Long waiting lists cripple help for anorexia patients, special centres are being set up
The government is setting up two regional eating disorder expertise centres after being warned that more people will die of anorexia if specialist help is not ramped up.
K-EET, a team of doctors and psychiatrists set up by health minister Hugo de Jonge earlier this year to monitor help for anorexia sufferers, says long waiting lists and a lack of cohesion in services is crippling help for anorexia patients.
Young people who are early sufferers are not helped in time and their situation quickly worsens, K-EET said. Specialist clinics are already overwhelmed and patients have to wait over 14 weeks on average for help.

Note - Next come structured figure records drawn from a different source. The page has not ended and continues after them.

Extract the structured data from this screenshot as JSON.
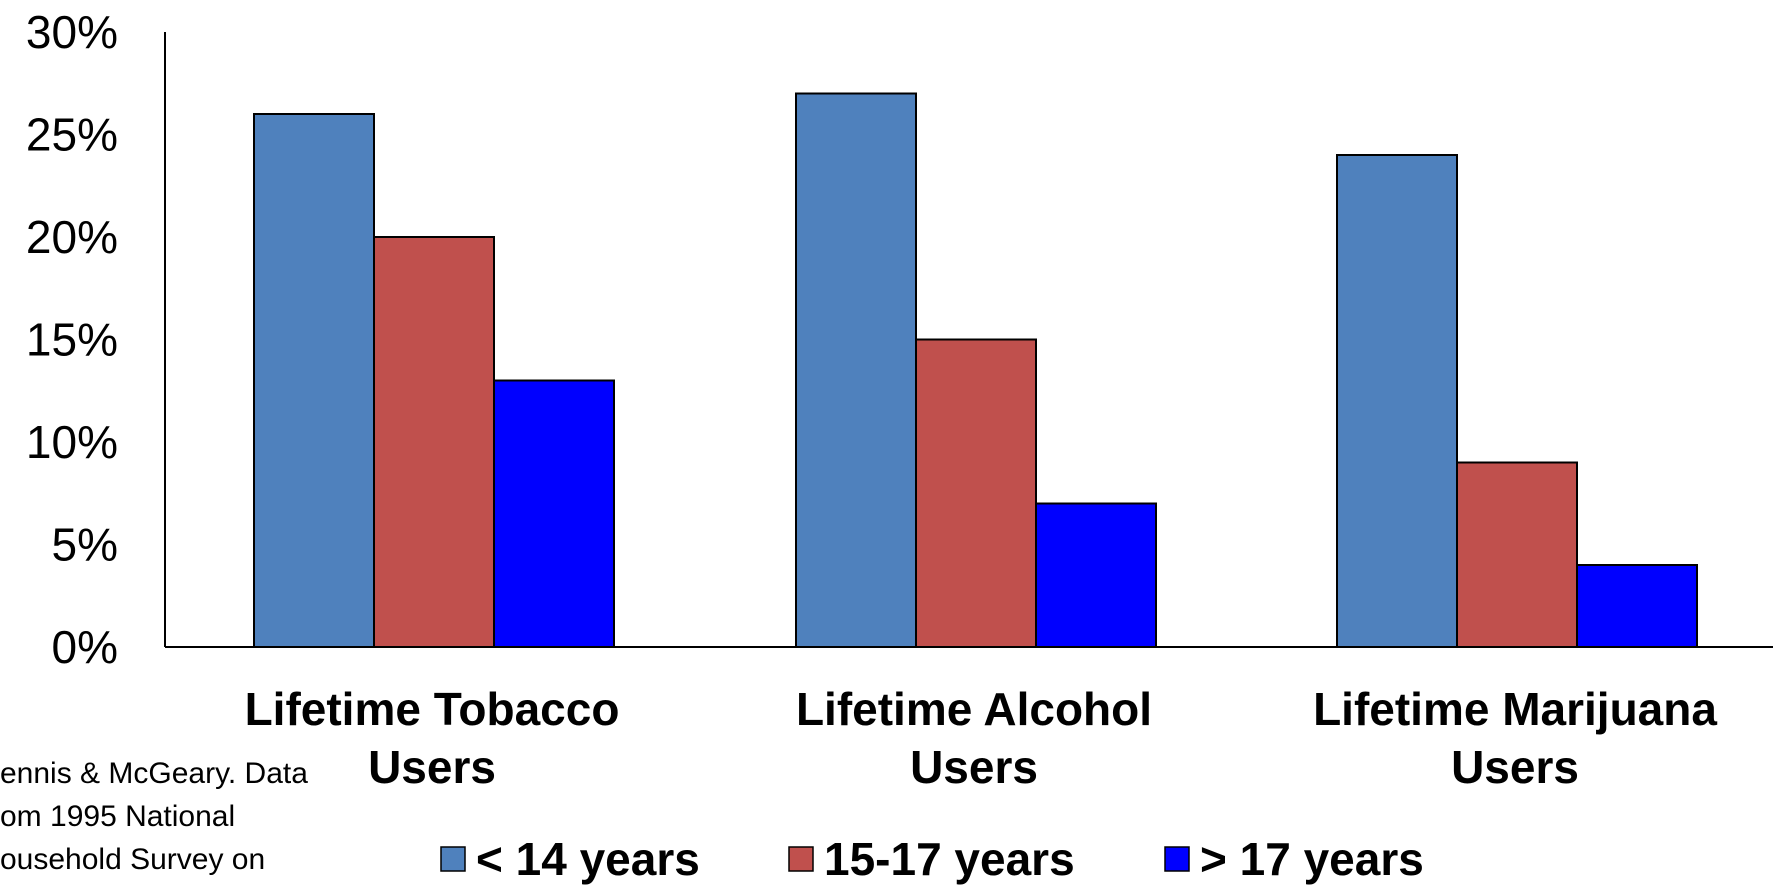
{
  "chart_data": {
    "type": "bar",
    "title": "",
    "xlabel": "",
    "ylabel": "",
    "categories": [
      [
        "Lifetime Tobacco",
        "Users"
      ],
      [
        "Lifetime Alcohol",
        "Users"
      ],
      [
        "Lifetime Marijuana",
        "Users"
      ]
    ],
    "series": [
      {
        "name": "< 14 years",
        "color": "#4f81bd",
        "values": [
          26,
          27,
          24
        ]
      },
      {
        "name": "15-17 years",
        "color": "#c0504d",
        "values": [
          20,
          15,
          9
        ]
      },
      {
        "name": "> 17 years",
        "color": "#0000ff",
        "values": [
          13,
          7,
          4
        ]
      }
    ],
    "ylim": [
      0,
      30
    ],
    "yticks": [
      "0%",
      "5%",
      "10%",
      "15%",
      "20%",
      "25%",
      "30%"
    ],
    "grid": false,
    "legend_position": "bottom"
  },
  "source_note": [
    "ennis & McGeary. Data",
    "om 1995 National",
    "ousehold Survey on"
  ]
}
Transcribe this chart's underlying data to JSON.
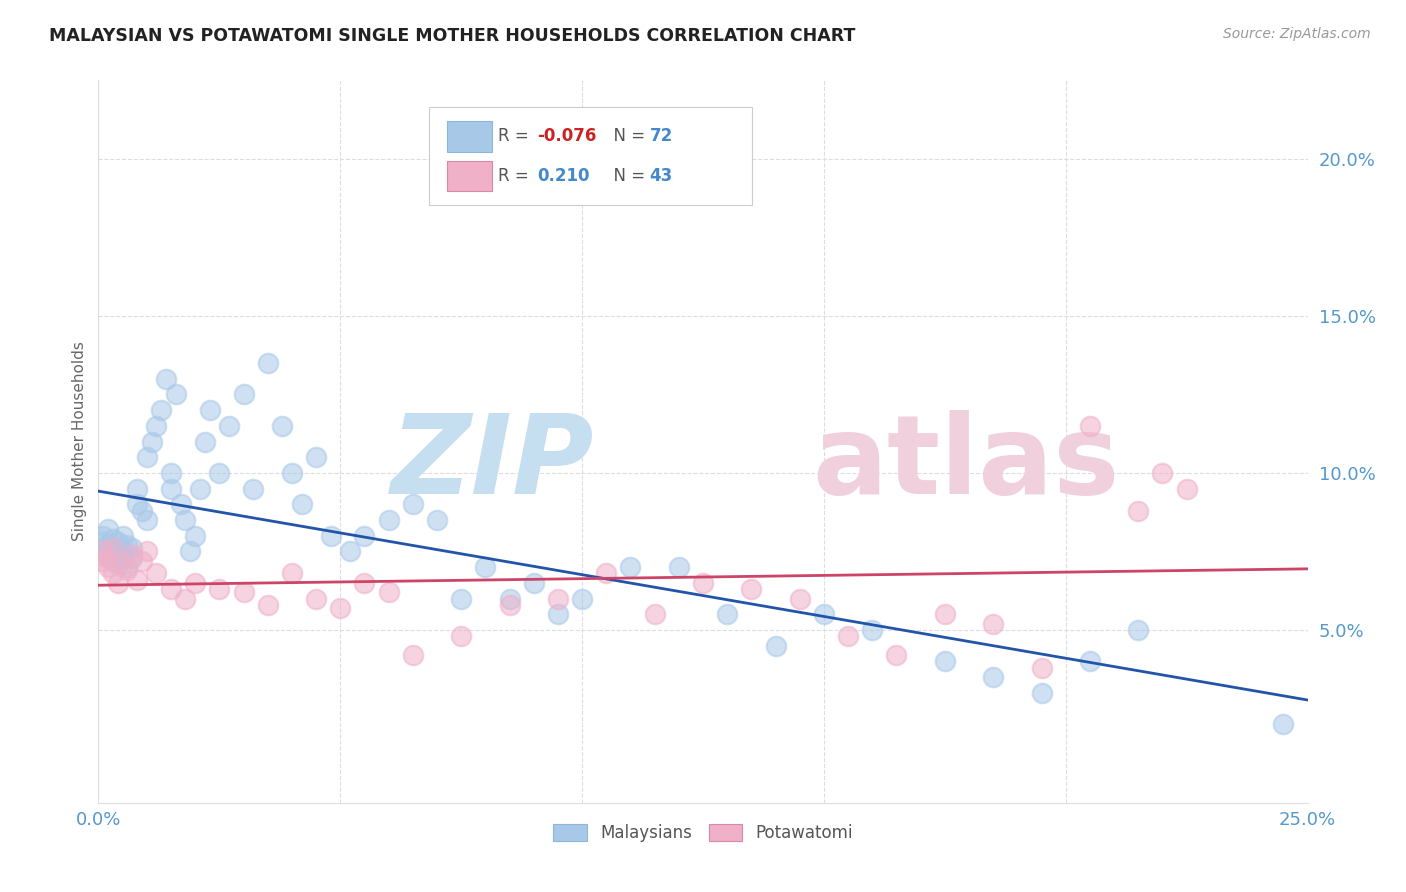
{
  "title": "MALAYSIAN VS POTAWATOMI SINGLE MOTHER HOUSEHOLDS CORRELATION CHART",
  "source": "Source: ZipAtlas.com",
  "ylabel": "Single Mother Households",
  "xlim": [
    0.0,
    0.25
  ],
  "ylim": [
    -0.005,
    0.225
  ],
  "xtick_vals": [
    0.0,
    0.05,
    0.1,
    0.15,
    0.2,
    0.25
  ],
  "ytick_vals": [
    0.05,
    0.1,
    0.15,
    0.2
  ],
  "ytick_labels": [
    "5.0%",
    "10.0%",
    "15.0%",
    "20.0%"
  ],
  "xtick_labels": [
    "0.0%",
    "",
    "",
    "",
    "",
    "25.0%"
  ],
  "legend_labels": [
    "Malaysians",
    "Potawatomi"
  ],
  "legend_r_malay": "-0.076",
  "legend_n_malay": "72",
  "legend_r_pota": "0.210",
  "legend_n_pota": "43",
  "blue_scatter_color": "#a8c8e8",
  "pink_scatter_color": "#f0b0c8",
  "blue_line_color": "#2255aa",
  "pink_line_color": "#cc4466",
  "tick_label_color": "#5599cc",
  "grid_color": "#dddddd",
  "title_color": "#222222",
  "source_color": "#999999",
  "malaysian_x": [
    0.001,
    0.001,
    0.001,
    0.002,
    0.002,
    0.002,
    0.002,
    0.003,
    0.003,
    0.003,
    0.004,
    0.004,
    0.004,
    0.005,
    0.005,
    0.005,
    0.006,
    0.006,
    0.007,
    0.007,
    0.008,
    0.008,
    0.009,
    0.01,
    0.01,
    0.011,
    0.012,
    0.013,
    0.014,
    0.015,
    0.015,
    0.016,
    0.017,
    0.018,
    0.019,
    0.02,
    0.021,
    0.022,
    0.023,
    0.025,
    0.027,
    0.03,
    0.032,
    0.035,
    0.038,
    0.04,
    0.042,
    0.045,
    0.048,
    0.052,
    0.055,
    0.06,
    0.065,
    0.07,
    0.075,
    0.08,
    0.085,
    0.09,
    0.095,
    0.1,
    0.11,
    0.12,
    0.13,
    0.14,
    0.15,
    0.16,
    0.175,
    0.185,
    0.195,
    0.205,
    0.215,
    0.245
  ],
  "malaysian_y": [
    0.076,
    0.078,
    0.08,
    0.075,
    0.077,
    0.082,
    0.073,
    0.079,
    0.072,
    0.074,
    0.076,
    0.078,
    0.071,
    0.075,
    0.08,
    0.073,
    0.077,
    0.07,
    0.076,
    0.073,
    0.09,
    0.095,
    0.088,
    0.085,
    0.105,
    0.11,
    0.115,
    0.12,
    0.13,
    0.1,
    0.095,
    0.125,
    0.09,
    0.085,
    0.075,
    0.08,
    0.095,
    0.11,
    0.12,
    0.1,
    0.115,
    0.125,
    0.095,
    0.135,
    0.115,
    0.1,
    0.09,
    0.105,
    0.08,
    0.075,
    0.08,
    0.085,
    0.09,
    0.085,
    0.06,
    0.07,
    0.06,
    0.065,
    0.055,
    0.06,
    0.07,
    0.07,
    0.055,
    0.045,
    0.055,
    0.05,
    0.04,
    0.035,
    0.03,
    0.04,
    0.05,
    0.02
  ],
  "potawatomi_x": [
    0.001,
    0.001,
    0.002,
    0.002,
    0.003,
    0.003,
    0.004,
    0.005,
    0.006,
    0.007,
    0.008,
    0.009,
    0.01,
    0.012,
    0.015,
    0.018,
    0.02,
    0.025,
    0.03,
    0.035,
    0.04,
    0.045,
    0.05,
    0.055,
    0.06,
    0.065,
    0.075,
    0.085,
    0.095,
    0.105,
    0.115,
    0.125,
    0.135,
    0.145,
    0.155,
    0.165,
    0.175,
    0.185,
    0.195,
    0.205,
    0.215,
    0.22,
    0.225
  ],
  "potawatomi_y": [
    0.075,
    0.072,
    0.07,
    0.073,
    0.068,
    0.076,
    0.065,
    0.071,
    0.069,
    0.074,
    0.066,
    0.072,
    0.075,
    0.068,
    0.063,
    0.06,
    0.065,
    0.063,
    0.062,
    0.058,
    0.068,
    0.06,
    0.057,
    0.065,
    0.062,
    0.042,
    0.048,
    0.058,
    0.06,
    0.068,
    0.055,
    0.065,
    0.063,
    0.06,
    0.048,
    0.042,
    0.055,
    0.052,
    0.038,
    0.115,
    0.088,
    0.1,
    0.095
  ]
}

‘We have seen that decentralisation away from the services offered locally has made things worse for people with an eating disorder,’ K-EET project leader Monica Scholten told broadcaster NOS. ‘Because local councils no longer have this duty of care, a link in the chain has disappeared and offering proper care has become more difficult.’
The lack of cooperation and knowledge is another problem, Scholten said. K-EET has drawn up a roadmap for the next three years aimed at bringing together professionals, increase knowledge and improving cooperation across the regions.
Two specialist centres will now open in 2020 and more will follow in 2021, the minister said. Some 200,000 people have anorexia in the Netherlands and around 10% of patients die.